As an aside, first a lesson from decision theory which the Horizon programme drew on from the planning of the manned mission to Mars (and perhaps more importantly the return journey). Faced with a gigantic range of Big Data and the need to make complex decisions, a simple principle, transferable to procurement, was used, namely, focus first on identifying those decisions which narrow down most options, they, in turn, cut out the need to consider many of decisions which would only have been relevant to the eliminated options. Simple principle but sometimes overlooked.

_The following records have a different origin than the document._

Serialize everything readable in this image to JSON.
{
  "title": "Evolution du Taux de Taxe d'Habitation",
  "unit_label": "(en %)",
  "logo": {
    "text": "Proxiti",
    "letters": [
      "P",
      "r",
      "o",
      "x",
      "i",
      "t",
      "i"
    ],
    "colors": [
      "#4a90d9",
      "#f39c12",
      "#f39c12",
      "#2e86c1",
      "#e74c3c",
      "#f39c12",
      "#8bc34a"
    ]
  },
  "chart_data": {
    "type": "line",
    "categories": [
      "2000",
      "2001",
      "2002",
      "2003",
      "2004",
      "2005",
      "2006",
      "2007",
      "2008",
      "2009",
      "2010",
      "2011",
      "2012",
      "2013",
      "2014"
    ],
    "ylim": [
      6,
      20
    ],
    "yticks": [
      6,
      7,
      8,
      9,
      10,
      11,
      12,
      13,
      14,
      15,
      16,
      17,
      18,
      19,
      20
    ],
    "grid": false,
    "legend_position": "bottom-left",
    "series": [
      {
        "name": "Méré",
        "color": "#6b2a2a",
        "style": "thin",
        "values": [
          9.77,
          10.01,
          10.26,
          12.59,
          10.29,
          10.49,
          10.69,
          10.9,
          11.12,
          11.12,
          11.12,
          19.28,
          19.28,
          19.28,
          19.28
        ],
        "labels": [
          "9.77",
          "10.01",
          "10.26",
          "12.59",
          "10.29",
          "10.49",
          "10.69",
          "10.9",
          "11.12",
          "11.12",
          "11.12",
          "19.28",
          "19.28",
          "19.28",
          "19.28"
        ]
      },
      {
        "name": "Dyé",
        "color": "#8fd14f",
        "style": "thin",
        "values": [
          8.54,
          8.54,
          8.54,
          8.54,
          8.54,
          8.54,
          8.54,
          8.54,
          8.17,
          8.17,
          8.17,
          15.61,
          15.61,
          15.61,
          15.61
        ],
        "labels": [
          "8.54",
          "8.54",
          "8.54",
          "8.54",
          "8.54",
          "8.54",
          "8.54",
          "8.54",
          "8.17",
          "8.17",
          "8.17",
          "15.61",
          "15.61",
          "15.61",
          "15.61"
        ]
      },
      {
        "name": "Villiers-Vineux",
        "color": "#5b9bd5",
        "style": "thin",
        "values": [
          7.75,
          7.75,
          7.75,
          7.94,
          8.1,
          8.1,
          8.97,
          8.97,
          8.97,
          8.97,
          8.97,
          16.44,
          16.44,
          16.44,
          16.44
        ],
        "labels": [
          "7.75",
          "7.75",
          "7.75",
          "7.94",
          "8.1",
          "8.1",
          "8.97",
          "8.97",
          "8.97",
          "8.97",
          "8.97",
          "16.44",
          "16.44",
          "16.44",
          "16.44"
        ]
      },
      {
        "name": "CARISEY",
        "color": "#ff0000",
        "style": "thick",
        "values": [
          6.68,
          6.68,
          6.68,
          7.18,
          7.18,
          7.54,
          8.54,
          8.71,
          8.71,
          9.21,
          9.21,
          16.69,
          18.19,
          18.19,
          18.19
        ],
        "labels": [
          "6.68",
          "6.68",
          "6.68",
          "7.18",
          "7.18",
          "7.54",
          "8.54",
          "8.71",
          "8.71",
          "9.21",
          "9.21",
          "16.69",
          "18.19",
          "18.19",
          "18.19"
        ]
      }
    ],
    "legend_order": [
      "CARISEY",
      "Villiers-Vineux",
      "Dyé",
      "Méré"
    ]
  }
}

However, back to the core point. I began to think of the potential of Big Data for procurement decision making. Most recognise that spend analytics provide a core foundation for procurement improvement but I think that is now Level 1. If we were to capture a wider range of data, mine it and uncover patterns, we could:
- Predict the demand/level of consumption of a good/service and help profile demand;
- Predict the optimum supplier capability and capacity required to deliver a required outcome in a given situation, and therefore reduce paying for over-capacity;
- Identify the costs which could be removed to deliver a given solution;
- Predict supplier behaviour and their likely negotiating responses;
- Predict the optimum form of contract pricing, for example, fixed price, rise and fall, index linked;
- Predict the optimum contract term;
- Predict the most advantageous time to 'go to market';
- Predict the optimum period required to solicit the best bid;
- Predict the optimum budget and whole life costs;
- Identify the key areas to focus on in contract management;
- Predict procurement risk profiles and optimum mitigation strategies;
We now need to shift our thinking about Big Data from 'what if?' to 'why not?'.